На Покровское штаб бросил всю армию. Главные силы напрямик повел Мефодьев. Со стороны степи село атаковали конные взводы Романа Завгороднего и Семена Волошенко. Им придавалось четыре пулемета.
После перехода в двадцать с лишним верст кони устали. Но Роман торопил бойцов. Даже одна минута могла решить судьбу многих людей в Покровском. Белые не сидят там сложа руки, а наверняка уже арестовывают и убивают.
Когда Романов взвод миновал мост через Кабануху и вышел к солонцам на рубеж атаки, Мефодьев уже схватился с карателями. Где-то за Кукуем шла ожесточенная пальба.
— Вперед! — крикнул Роман, выбросив вверх руку с наганом.
Кони рванулись, взвихрилось и понеслось к селу густое облако пыли. С гиканьем взвод проскочил Назьмы. На самой дороге затарахтел пулемет, но он не остановил натиска партизан. Пулеметчиков смяли.
В центре села белых не было. Наверное, оставив заслон у Назьмов, они поспешили навстречу Мефодьеву. И Роман, выскочив на площадь, свернул к Кукую, чтобы ударить по врагам с тыла.
В это время Лентовский с ротой атаманцев был уже в бору. На свежих, отдохнувших за ночь, конях он поспешно отходил к станции, увозя с собой единственную жертву — избитую Нюрку Михееву. Конечно, Лентовский сожалел, что не уничтожил арестованных на сборне. Но это задержало бы роту в селе. И, кроме того, он боялся мести. Смерть близких могла ожесточить партизан. И они бросились бы в бешеную погоню за Лентовским. В победе Мансурова над красными контрразведчик сомневался.
Удар взводов Завгороднего и Волошенко с тыла ошеломил атаманцев. Оставив пулеметы, каратели покатились к бору и стали отступать в беспорядке, сторонясь дорог, где их могли настичь партизаны.
Мефодьев послал часть армии на елани. Там произошли последние стычки с белыми. Атаманцы были окончательно рассеяны, а многие из них убиты.

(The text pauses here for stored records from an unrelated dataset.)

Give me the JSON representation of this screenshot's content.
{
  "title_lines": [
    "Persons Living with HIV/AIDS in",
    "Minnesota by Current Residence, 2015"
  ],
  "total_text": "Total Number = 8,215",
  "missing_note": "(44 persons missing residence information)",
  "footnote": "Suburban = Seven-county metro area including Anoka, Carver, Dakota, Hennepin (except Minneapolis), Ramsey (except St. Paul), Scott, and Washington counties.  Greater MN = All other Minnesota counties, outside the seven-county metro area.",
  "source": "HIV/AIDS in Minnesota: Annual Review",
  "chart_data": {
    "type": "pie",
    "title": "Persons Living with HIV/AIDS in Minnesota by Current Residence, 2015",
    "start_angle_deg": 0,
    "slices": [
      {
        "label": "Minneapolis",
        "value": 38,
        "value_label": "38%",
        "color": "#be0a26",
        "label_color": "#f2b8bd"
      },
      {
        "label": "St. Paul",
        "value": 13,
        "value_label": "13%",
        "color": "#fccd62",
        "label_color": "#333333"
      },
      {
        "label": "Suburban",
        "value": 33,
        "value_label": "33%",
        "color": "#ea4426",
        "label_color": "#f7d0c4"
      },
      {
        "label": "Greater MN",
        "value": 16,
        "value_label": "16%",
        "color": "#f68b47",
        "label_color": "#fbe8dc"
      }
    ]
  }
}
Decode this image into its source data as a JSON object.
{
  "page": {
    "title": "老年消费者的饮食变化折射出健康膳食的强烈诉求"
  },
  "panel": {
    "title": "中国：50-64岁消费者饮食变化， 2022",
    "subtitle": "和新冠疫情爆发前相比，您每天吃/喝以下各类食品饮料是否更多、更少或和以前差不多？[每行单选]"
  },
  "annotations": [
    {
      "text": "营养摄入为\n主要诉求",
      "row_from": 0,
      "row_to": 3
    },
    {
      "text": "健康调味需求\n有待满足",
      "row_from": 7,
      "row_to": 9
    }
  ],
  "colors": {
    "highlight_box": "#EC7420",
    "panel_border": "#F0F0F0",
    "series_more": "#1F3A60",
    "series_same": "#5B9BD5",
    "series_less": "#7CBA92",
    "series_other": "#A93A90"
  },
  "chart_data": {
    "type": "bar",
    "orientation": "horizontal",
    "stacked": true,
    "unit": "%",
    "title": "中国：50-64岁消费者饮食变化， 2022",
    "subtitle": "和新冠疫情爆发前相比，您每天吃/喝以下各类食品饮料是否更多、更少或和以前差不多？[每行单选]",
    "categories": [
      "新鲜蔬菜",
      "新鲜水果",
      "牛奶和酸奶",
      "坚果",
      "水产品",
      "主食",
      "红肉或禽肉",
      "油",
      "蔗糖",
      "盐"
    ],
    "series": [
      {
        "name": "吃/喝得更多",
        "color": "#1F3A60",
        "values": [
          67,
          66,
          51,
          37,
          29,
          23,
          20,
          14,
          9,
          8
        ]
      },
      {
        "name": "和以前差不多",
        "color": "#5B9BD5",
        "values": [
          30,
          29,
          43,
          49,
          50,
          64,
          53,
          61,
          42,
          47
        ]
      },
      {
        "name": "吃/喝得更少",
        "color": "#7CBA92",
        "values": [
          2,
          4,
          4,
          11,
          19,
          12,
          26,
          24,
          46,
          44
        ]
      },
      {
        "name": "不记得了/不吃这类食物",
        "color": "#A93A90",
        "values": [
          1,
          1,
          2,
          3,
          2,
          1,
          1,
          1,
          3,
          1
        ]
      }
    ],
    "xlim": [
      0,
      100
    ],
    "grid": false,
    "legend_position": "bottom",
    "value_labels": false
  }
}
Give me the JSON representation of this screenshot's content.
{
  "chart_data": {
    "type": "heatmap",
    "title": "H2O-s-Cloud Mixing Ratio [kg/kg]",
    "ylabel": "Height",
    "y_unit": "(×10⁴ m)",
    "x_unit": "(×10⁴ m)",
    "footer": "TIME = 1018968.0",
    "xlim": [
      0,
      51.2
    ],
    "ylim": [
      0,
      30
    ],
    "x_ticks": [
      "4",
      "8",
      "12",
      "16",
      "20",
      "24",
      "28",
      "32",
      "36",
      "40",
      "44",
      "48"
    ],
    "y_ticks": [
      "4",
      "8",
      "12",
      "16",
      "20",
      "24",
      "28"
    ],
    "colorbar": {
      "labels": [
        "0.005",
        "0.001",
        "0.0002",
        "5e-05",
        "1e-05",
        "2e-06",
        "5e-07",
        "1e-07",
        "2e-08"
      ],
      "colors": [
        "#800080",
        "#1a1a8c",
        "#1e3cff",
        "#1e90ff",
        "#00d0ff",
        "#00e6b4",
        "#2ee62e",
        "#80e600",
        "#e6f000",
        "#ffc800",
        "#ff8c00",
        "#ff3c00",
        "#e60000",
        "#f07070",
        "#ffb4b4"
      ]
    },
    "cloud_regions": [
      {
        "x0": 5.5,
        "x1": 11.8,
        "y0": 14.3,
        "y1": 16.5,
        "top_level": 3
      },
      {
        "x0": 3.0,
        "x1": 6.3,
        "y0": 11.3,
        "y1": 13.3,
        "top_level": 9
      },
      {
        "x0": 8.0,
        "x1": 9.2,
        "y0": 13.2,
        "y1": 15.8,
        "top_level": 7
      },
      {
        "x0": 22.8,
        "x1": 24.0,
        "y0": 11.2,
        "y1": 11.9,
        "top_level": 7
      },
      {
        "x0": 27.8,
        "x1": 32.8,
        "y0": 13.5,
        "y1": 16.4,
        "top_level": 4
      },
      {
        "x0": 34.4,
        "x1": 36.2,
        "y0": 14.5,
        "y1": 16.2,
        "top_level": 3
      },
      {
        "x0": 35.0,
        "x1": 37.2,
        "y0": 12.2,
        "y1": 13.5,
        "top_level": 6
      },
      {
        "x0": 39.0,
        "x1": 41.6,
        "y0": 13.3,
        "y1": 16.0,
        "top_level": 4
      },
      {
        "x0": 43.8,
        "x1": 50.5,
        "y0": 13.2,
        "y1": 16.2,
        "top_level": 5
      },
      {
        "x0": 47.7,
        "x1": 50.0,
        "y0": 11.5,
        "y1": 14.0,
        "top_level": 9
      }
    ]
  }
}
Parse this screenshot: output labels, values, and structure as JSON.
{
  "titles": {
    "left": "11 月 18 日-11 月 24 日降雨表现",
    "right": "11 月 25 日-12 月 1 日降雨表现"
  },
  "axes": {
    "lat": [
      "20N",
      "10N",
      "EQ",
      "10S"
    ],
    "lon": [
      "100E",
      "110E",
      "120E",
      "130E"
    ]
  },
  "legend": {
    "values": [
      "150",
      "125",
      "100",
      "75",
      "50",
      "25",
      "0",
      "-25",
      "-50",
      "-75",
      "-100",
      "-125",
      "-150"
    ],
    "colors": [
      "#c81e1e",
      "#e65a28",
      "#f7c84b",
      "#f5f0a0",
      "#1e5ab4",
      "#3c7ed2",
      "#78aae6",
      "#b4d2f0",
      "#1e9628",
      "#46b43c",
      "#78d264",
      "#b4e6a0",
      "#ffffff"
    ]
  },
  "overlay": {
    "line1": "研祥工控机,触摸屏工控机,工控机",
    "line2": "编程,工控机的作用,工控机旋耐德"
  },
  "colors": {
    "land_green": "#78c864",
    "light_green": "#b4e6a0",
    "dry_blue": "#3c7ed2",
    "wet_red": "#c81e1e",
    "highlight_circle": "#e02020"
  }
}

Усталые, но радостные входили бойцы в Покровское. На площади их встретила возбужденная толпа. Женщины плакали от счастья, целовали своих и чужих. Людей, арестованных Лентовским, выпустил Гаврила, наводивший с дружинниками порядок в селе.
Роман увидел в толпе Домну. Она искала его глазами.
— Мама! — Роман пробился к ней и с седла поцеловал в лоб.
Домна улыбнулась. Вот и приехал один сын. И другой где-то здесь. Да разве могли они не приехать, когда у людей такое горе!
— Ты, сынку, торопись домой. Мы ждать будем, — ласково сказала она.
— Сейчас, мама!
Но прежде он заглянул в госпиталь. Окна мясоедовского дома были побиты. Посвечивали на солнце осколки стекла. Через открытую калитку Роман увидел зеленый двор и у заплота труп. Парень с перевязанной культей весь изрешечен пулями, а рядом — топор.
Роман сорвал с головы фуражку. К горлу подступил твердый комок. И раненого не пожалели сволочи.
Женский голос окликнул Романа. Он повернулся. Из дома выскочила Маруся Горбань, невысказанное горе во взгляде. Маруся прижалась к Роману и заговорила трудно:
— Еще трое убитых в огороде. Атаманцы нашли ребят в конопле… А этот Нюру хотел защитить.
— Нюру? — вскрикнул Роман, чувствуя, как у него кружится голова. — Где она? Где Нюра?
— Не знаю. Ее забрали.
Подошел фельдшер, взглянул на убитого Прошу и зарыдал:
— Изверги! Злодеи!
И Семен Кузьмич ничего не знал о Нюрке. Среди арестованных на сборне ее не было. Это абсолютно верно.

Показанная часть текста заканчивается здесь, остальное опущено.